A lateral retinacular release is performed only if the patellar medial subluxation test is abnormal (the patellar medial subluxation ≤ 5 mm on the manual medial translation test at 30° flexion). The goal is to perform a lateral release only when abnormally tight lateral structures and loss of normal lateral translation are demonstrated under direct visualization at arthroscopy, and not to weaken the vastus lateralis obliquus (VLO). A subcutaneous pouch is created with a scissor from the anterolateral portal over the site of the anticipated lateral release, which keeps the skin from being damaged by the intra-articular procedure. An arthroscopic retinacular release is performed using a commercial radiofrequency wand through the anterolateral portal. The lateral release is performed in two stages, from proximal to distal. The release is initiated from the 9 o’clock position (right knee) and continued distally to 1 cm below the inferior pole of the patella with the knee in full extension. The patellar medial subluxation test is then performed at 30° flexion to check for the adequacy of the release and restoration of a normal manual medial translation test. In a majority of knees, no further release is required. If the release is inadequate, it is extended proximally to a 10 o’clock position. The depth of the release involves division of the retinaculum, with care taken to avoid cutting the VLO insertion. The goal is not to perform a release of lateral soft tissue restraints, which would allow the patellar to be everted or have an abnormal medial translation. In select knees, excessive tightness of the VLO may exist, warranting a Z-plasty lengthening through a limited lateral incision to preserve VLO function. Upon completion of the procedure, complete hemostasis is achieved by coagulation of all sources of bleeding, especially the superior lateral geniculate artery at the superolateral border of the patella.

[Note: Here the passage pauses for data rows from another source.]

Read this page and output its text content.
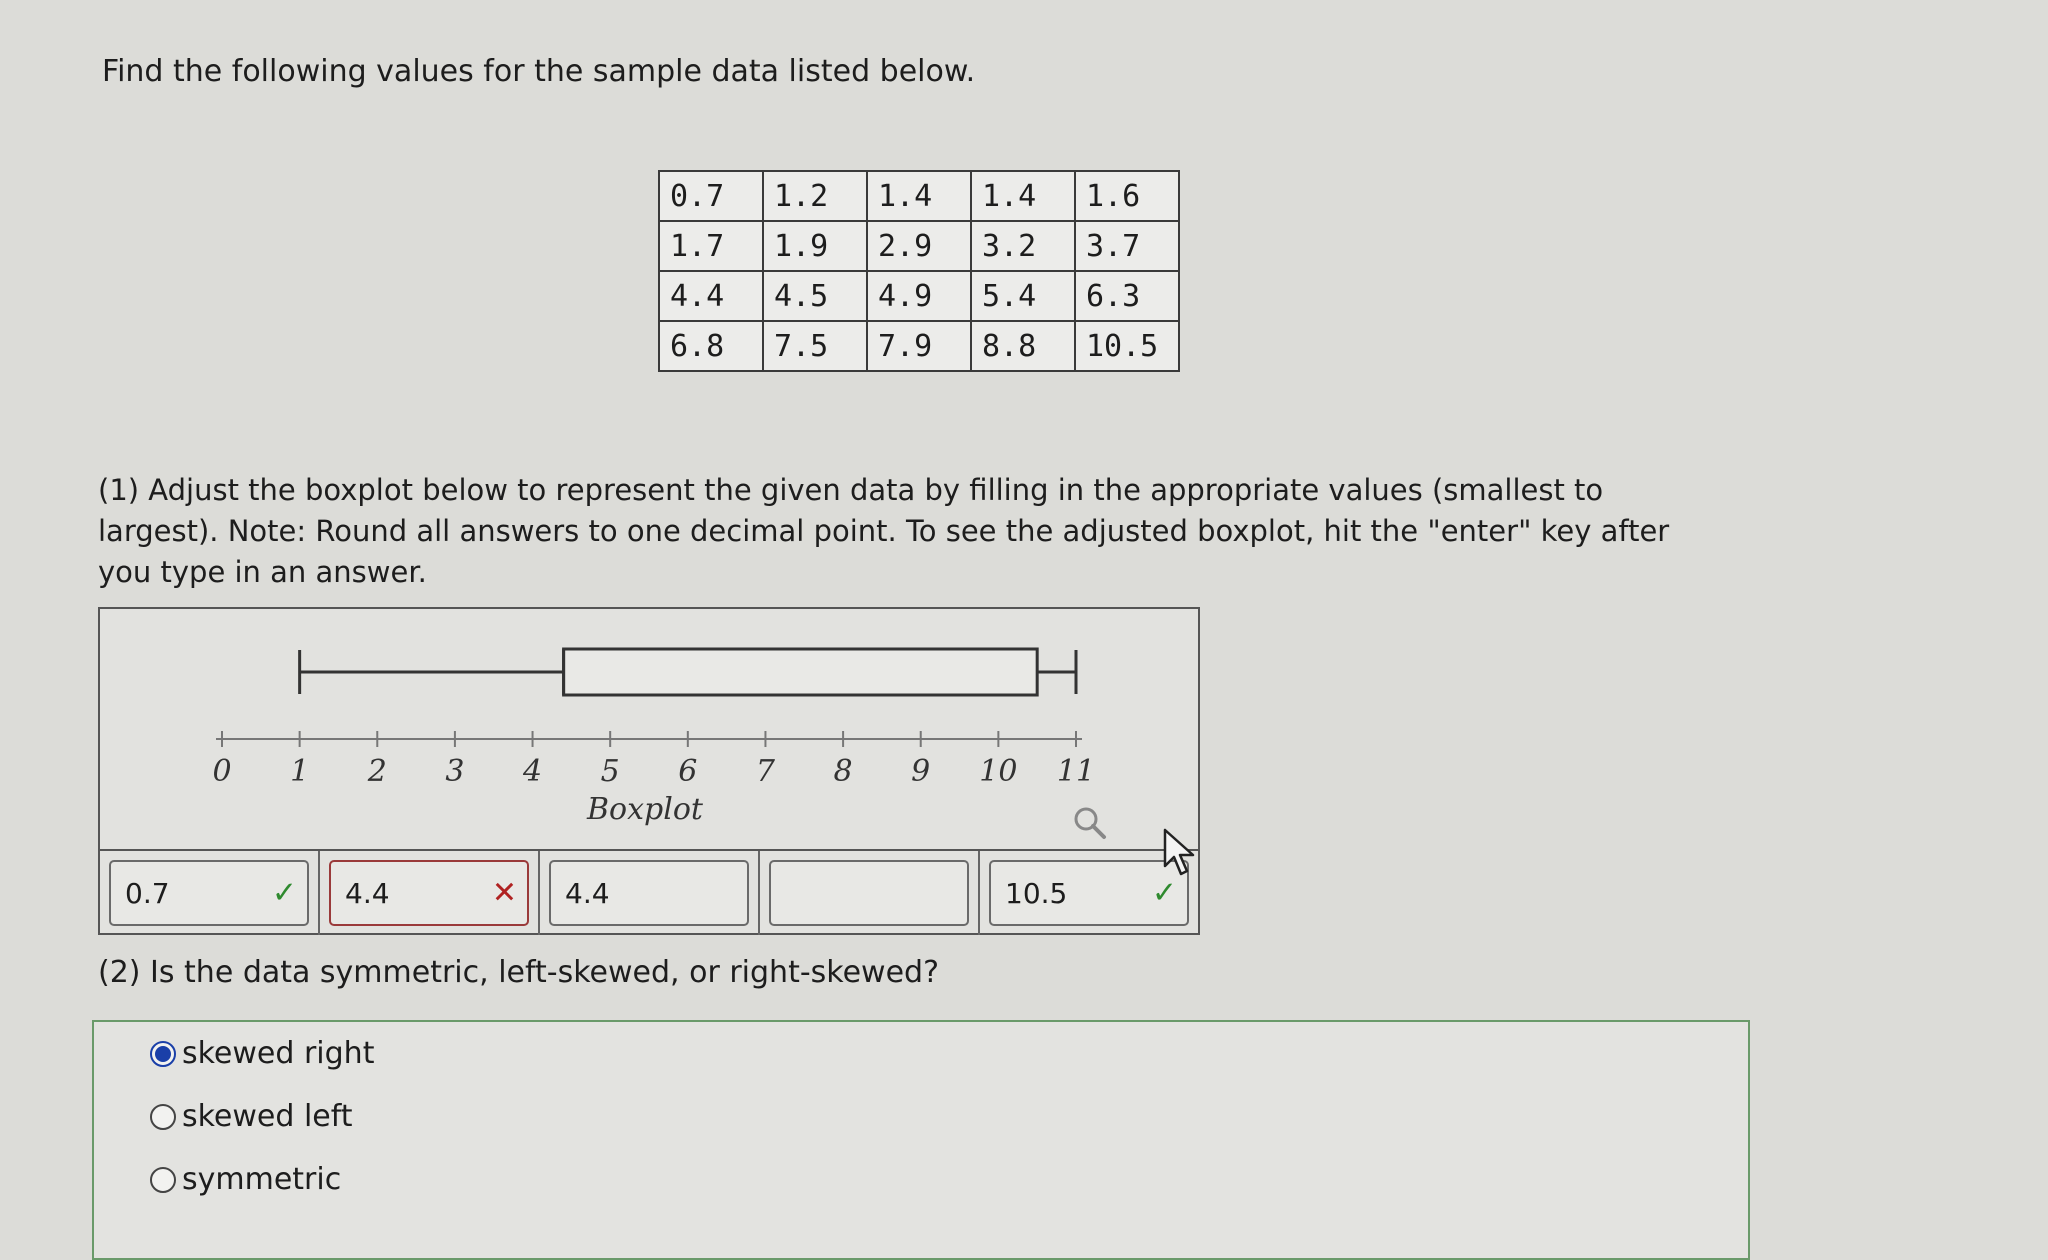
Find the following values for the sample data listed below.
0.7	1.2	1.4	1.4	1.6
1.7	1.9	2.9	3.2	3.7
4.4	4.5	4.9	5.4	6.3
6.8	7.5	7.9	8.8	10.5
(1) Adjust the boxplot below to represent the given data by filling in the appropriate values (smallest to largest). Note: Round all answers to one decimal point. To see the adjusted boxplot, hit the "enter" key after you type in an answer.
0 1 2 3 4 5 6 7 8 9 10 11
Boxplot
0.7	✓ 4.4	✕ 4.4	10.5	✓
(2) Is the data symmetric, left-skewed, or right-skewed?
skewed right
skewed left
symmetric
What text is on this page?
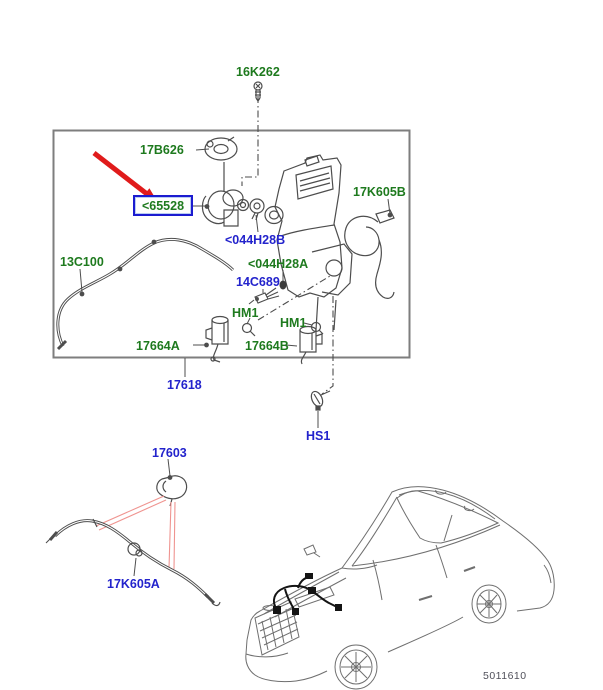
16K262
17B626
<65528
<044H28B
17K605B
13C100	<044H28A
14C689
HM1
HM1
17664A	17664B
17618
HS1
17603
17K605A
5011610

In addition to determining that there is no abnormal restraint to lateral patellar glide at 20° to 30° of flexion as already described, it is also important at 90° to confirm the absence of tight lateral tissues. This is difficult to do, because lateral patellar tilting cannot be measured at high flexion angles. A measure of excessive lateral tissues can be qualitatively estimated by placing a thin-blade scissor (Metzenbaum) beneath the lateral retinaculum and observing, with knee flexion, if there is a bowstringing effect with excessive tension in the lateral soft tissues. The surgeon should always be able to gently lift and anteriorly displace the lateral soft tissues away from the lateral femoral condyle.